David Lynch: The Art Life – DVD Review

David Lynch: The Art Life is a deeply revealing and personal documentary about David Lynch and his life up to Eraserhead. The documentary is part biography and part an examination of his concept of “the art life.” It’s all told through extensive interviews with Lynch at his home just off Mulholland Drive.

Lynch grew up in all around the US, with a good chunk of time spent in the Pacific Northwest (mainly Spokane, Washington and Boise, Idaho.) He had a perfect, idyllic childhood and even was an Eagle Scout, but he had a disdain for school. Lynch is on record as saying, “I found the world completely and totally fantastic as a child. Of course, I had the usual fears, like going to school … For me, back then, school was a crime against young people. It destroyed the seeds of liberty. The teachers didn’t encourage knowledge or a positive attitude.”

The film covers this childhood, but it’s mostly concerned with the period after Lynch left home, during which he spent time in Boston and eventually in his much-loved Philadelphia. He knew from a young age that he wanted to a painter, so he enrolled in a fine art school in Boston and eventually moved on to the Pennsylvania Academy of Fine Arts after his long-time friend Jack Fisk (his production designer and Sissy Spacek’s husband) suggested it. Lynch eventually moved into filmmaking because he had the desire to see his paintings “move,” which is not a bad way to describe his early experimental short films.
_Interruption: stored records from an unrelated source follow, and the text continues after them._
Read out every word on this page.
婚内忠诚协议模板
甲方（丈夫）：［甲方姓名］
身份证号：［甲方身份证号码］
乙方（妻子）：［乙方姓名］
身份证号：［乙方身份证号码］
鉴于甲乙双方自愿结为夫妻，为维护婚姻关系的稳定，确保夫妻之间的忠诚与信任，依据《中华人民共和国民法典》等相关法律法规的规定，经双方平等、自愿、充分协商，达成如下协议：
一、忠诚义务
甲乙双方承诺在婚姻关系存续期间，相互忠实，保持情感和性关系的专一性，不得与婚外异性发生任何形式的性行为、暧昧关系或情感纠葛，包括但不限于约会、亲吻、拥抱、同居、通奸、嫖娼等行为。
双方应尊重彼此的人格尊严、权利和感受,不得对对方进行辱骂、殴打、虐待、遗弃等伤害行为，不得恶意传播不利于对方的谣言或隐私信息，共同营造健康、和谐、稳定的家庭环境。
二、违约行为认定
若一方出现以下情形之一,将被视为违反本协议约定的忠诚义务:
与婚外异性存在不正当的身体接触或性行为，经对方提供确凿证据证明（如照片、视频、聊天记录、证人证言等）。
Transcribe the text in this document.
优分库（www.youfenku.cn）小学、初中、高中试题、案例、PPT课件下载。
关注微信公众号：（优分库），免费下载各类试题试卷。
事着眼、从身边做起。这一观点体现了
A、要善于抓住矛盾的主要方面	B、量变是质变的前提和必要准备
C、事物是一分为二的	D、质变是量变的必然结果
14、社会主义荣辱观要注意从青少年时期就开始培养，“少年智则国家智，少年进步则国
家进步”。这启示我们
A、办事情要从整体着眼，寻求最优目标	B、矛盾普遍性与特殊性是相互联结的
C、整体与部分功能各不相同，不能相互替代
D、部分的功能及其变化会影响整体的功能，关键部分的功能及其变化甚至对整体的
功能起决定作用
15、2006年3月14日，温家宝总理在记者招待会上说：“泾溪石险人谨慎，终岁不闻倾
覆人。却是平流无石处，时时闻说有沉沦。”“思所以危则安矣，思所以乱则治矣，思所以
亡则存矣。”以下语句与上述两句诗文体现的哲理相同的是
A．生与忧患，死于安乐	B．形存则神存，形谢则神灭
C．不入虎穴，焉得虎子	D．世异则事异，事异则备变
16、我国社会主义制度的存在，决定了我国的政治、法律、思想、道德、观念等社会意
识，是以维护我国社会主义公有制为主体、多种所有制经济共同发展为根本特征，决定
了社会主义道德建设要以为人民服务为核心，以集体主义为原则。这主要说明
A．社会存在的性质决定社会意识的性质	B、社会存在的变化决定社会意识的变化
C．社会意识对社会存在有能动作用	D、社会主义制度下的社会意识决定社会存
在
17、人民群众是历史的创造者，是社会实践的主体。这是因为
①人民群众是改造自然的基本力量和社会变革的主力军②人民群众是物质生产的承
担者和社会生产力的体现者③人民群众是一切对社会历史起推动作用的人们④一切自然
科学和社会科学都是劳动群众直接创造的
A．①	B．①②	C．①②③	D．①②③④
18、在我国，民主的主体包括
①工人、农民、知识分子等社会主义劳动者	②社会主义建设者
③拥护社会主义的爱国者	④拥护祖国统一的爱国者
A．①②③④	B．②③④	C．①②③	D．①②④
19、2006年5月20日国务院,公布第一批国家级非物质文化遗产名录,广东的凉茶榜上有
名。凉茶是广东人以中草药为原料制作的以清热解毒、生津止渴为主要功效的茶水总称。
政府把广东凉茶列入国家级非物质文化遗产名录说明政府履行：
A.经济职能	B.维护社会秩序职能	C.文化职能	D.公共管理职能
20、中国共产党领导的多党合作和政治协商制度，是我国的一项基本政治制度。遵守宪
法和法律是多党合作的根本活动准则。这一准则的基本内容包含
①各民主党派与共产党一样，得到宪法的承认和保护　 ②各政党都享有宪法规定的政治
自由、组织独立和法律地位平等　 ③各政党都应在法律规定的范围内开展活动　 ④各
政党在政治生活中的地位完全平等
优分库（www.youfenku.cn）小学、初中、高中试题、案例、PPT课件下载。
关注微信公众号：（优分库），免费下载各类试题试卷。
The film had three directors, although Jon Nquyen did all the press (I Interviewed him here), who worked together to shoot it over the last few years. The trio also did the feature-length Lynch One, which was a making-of featurette for Lynch’s last feature, Inland Empire, so they had a relationship with him already. This made it possible to get more personal than most people have in previous documentaries and interviews. Lynch is a very private man, but he speaks very candidly about his films and his art without explaining his intent. You also never see the inside of his house, just his art studio within his L.A. compound, so I can only imagine what it looks like.

Lynch’s sense of humour, which is often overlooked (especially when it comes to his films), is on full display here. One of the film’s many humorous highlights is Lynch describing the first couple of times he smoked marijuana. The funniest one is hi story of the time he stormed out of a Bob Dylan concert in the ’60s. His then-flatmate Peter Wolf (later of the J. Giles Band) said “Nobody walks out on Dylan!” and Lynch replied “I walk out on Dylan, get the fuck out of here!” Peter moved out soon after.

The entire film is a wonderful reminder that you can pursue a life in the arts if you want and live on your own terms. Lynch is always a fun person to listen to, but don’t expect him to explain anything—to be honest, that is probably for the best,  your interpretation is better than anything he would answer with anyway. The film ends with Lynch finishing Eraserhead, at which point the rest is history, I kind of wish they could do a sequel. but I guess there are plenty of docs on his films. Still, while perhaps it’s kind of unnecessary, it would be fun to hear him talk through them unfiltered, like the De Palma doc from last year.

The disc’s sole feature is the theatrical trailer, sadly.